On voted ID laws however, I cannot agree with you. Expecting people to show a picture ID is not a very high burden in my opinion. I do not believe that these laws have been motivated by legislators looking to disadvantage one particular party. We have to show our ID for so much stuff today, and voting is one of the most important things that we do, so I think it's a very reasonable requirement.

JollyRoger said...

I do not believe that these laws have been motivated by legislators looking to disadvantage one particular party.
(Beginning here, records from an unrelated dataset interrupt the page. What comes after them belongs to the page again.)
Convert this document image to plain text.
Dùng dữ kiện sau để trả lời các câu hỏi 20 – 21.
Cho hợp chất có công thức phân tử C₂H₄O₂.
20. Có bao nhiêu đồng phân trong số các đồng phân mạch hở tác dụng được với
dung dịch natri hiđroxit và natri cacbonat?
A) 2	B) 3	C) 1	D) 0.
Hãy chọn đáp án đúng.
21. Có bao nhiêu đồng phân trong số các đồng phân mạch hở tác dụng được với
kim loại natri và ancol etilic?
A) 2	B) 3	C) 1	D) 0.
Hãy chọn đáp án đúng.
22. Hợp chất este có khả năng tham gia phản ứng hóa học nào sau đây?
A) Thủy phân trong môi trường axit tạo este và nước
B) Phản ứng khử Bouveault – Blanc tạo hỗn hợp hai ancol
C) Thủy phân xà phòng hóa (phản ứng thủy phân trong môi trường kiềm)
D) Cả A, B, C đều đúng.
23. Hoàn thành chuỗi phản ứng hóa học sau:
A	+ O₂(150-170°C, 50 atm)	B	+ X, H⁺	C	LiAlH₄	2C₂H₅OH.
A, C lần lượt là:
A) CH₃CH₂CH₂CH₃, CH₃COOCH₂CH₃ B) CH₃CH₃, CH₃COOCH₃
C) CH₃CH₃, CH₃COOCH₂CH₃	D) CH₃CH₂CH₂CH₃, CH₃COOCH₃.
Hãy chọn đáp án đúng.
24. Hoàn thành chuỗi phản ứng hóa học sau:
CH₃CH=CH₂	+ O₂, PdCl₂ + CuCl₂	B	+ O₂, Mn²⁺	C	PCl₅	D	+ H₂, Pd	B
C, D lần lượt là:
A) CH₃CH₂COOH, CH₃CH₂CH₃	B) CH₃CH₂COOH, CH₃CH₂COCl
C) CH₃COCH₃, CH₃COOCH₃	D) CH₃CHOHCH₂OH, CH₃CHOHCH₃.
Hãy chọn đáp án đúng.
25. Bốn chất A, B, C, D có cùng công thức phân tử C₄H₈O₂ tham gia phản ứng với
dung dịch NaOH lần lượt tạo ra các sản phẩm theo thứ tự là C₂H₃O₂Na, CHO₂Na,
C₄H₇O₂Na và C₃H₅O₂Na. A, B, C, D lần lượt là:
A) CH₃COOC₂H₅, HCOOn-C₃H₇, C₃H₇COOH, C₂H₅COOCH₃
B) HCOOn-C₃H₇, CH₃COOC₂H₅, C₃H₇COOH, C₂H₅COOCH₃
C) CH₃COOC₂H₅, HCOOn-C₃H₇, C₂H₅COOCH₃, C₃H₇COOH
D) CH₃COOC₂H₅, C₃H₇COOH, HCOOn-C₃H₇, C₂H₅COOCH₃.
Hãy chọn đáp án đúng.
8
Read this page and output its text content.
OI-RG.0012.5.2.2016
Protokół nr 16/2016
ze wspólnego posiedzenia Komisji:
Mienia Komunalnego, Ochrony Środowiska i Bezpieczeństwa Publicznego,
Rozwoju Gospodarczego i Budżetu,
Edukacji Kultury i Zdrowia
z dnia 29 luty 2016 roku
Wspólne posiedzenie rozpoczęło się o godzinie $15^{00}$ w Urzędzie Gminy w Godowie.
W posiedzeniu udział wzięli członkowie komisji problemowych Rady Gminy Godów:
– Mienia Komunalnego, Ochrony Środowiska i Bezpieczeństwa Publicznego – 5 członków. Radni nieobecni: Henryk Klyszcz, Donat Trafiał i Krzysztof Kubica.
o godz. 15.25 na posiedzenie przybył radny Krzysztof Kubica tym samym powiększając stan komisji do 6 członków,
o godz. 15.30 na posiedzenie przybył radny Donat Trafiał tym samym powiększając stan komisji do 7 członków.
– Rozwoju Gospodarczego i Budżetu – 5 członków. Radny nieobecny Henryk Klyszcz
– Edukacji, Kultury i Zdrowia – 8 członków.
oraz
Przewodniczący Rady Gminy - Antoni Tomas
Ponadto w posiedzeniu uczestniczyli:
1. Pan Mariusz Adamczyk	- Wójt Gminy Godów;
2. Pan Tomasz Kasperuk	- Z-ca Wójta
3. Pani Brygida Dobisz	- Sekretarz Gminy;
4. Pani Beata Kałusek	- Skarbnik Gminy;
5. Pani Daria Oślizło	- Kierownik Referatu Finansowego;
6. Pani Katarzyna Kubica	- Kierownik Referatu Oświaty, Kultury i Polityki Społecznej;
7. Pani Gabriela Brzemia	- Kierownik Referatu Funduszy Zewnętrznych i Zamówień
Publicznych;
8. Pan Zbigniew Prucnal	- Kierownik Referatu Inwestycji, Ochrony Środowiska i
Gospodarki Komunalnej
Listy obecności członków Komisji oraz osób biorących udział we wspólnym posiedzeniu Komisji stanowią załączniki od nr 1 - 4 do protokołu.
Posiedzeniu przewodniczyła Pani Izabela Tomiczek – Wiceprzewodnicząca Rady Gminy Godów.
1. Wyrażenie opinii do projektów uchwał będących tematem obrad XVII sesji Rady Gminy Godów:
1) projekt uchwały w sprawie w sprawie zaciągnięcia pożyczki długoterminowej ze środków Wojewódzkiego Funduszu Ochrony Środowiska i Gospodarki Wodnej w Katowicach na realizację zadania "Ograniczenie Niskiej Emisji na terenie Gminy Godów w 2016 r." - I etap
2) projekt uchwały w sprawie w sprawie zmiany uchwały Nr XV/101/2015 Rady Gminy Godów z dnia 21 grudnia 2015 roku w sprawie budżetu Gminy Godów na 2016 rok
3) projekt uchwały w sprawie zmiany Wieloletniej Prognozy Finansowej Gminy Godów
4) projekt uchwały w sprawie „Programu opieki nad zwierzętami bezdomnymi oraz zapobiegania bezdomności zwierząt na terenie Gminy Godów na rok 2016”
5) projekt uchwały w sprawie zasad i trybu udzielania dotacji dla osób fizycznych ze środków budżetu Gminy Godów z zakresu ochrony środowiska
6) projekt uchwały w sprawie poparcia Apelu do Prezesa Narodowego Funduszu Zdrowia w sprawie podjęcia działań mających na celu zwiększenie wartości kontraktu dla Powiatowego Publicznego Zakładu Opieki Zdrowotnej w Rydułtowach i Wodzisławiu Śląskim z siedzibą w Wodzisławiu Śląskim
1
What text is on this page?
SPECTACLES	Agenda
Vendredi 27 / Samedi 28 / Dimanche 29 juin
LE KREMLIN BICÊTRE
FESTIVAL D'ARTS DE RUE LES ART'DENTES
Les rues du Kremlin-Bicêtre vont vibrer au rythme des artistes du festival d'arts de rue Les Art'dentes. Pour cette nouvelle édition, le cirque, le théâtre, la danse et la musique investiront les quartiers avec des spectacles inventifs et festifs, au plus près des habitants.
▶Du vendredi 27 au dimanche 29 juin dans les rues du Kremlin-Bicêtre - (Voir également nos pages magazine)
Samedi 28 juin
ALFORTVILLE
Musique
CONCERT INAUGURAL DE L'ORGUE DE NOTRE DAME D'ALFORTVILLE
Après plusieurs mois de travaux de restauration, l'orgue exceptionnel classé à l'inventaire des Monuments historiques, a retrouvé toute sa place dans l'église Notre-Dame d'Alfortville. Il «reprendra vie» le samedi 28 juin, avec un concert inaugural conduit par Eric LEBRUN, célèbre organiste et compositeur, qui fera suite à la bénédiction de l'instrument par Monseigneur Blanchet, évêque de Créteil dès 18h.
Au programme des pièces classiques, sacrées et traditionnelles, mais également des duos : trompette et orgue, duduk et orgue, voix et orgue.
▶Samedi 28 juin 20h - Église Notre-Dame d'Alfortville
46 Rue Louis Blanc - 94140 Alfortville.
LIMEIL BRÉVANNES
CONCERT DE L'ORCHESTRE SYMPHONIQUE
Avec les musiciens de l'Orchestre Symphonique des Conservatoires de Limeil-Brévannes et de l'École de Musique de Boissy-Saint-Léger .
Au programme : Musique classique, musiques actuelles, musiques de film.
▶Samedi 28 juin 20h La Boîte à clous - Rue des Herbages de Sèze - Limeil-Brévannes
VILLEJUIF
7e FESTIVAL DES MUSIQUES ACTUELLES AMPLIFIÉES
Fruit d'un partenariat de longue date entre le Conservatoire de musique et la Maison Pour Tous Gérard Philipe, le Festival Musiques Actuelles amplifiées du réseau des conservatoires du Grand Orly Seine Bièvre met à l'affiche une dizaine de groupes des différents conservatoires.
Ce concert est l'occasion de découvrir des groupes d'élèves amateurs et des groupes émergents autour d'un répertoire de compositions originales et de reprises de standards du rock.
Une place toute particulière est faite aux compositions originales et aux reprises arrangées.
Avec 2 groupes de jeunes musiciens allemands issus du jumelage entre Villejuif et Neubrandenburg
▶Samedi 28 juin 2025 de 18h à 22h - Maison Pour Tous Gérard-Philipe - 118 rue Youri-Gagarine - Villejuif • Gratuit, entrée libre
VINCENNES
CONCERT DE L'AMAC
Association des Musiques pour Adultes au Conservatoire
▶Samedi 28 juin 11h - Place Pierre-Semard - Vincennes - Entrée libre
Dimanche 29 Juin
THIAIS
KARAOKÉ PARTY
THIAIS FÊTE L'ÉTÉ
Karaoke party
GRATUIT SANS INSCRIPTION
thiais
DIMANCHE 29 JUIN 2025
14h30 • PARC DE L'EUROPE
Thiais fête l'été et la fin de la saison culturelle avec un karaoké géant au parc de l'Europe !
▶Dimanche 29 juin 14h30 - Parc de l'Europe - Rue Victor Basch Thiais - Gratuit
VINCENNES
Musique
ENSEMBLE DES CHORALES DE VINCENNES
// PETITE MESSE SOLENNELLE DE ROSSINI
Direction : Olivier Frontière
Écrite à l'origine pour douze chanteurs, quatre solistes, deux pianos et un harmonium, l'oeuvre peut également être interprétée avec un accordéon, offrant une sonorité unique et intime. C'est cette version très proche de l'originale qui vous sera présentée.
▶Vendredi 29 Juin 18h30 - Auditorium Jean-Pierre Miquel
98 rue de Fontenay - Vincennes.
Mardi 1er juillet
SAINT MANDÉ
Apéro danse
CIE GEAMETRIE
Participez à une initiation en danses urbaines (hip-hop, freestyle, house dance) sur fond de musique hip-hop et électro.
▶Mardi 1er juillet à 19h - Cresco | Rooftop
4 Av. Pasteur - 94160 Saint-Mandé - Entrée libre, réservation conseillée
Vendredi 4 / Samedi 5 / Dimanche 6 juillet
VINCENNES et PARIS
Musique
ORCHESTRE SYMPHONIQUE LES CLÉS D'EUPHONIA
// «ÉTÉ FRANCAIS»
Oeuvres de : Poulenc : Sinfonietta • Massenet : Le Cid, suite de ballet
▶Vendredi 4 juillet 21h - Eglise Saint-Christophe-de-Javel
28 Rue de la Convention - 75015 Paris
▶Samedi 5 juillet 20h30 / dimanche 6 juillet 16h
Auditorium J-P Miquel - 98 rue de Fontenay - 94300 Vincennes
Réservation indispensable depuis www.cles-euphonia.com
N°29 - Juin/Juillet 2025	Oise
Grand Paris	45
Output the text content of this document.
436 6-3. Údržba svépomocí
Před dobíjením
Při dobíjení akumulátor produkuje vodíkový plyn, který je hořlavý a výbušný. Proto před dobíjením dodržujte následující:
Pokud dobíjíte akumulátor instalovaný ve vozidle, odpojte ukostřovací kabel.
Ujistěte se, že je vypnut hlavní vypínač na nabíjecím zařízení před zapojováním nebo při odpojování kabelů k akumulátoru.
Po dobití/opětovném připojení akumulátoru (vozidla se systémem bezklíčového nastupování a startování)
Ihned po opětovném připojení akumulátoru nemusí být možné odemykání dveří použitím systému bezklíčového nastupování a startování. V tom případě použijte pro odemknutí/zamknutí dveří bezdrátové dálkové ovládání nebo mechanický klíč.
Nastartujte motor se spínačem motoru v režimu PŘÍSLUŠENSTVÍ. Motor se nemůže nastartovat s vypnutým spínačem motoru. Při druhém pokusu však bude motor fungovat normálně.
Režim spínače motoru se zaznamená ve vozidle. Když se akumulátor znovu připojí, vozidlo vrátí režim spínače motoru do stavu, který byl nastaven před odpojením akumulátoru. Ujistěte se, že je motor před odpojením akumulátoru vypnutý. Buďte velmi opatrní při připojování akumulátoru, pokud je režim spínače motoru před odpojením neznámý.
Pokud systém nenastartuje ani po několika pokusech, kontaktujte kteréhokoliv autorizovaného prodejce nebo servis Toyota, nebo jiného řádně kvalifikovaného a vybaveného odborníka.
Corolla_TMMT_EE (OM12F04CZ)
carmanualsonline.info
Must be a winger. Only a winger can disbelieve the heat of the sun, or the darkness of the night.

Anonymous said...

What is a winger? And what is the heart of the sun? Sorry, I must be a little slow.

clammyc said...

"heat" of the sun. Not "heart"....

As for the burden of a picture ID, well, there is much documented that shows how high of a hurdle this is for a few million people.

Think poor, old, disabled, and very rural areas.

If you don't think it is a big deal, then I assume you haven't done much research (especially since the "conventional wisdom" is that this isn't too difficult).

But it is very difficult for many - look at the dozen nuns who couldn't vote in Indiana. Or the military veteran who rides his bike and doesn't have a photo ID and therefore couldn't vote - even though he was in the military.

This is a major deal and mainly impacts those who are likely to vote for Democrats.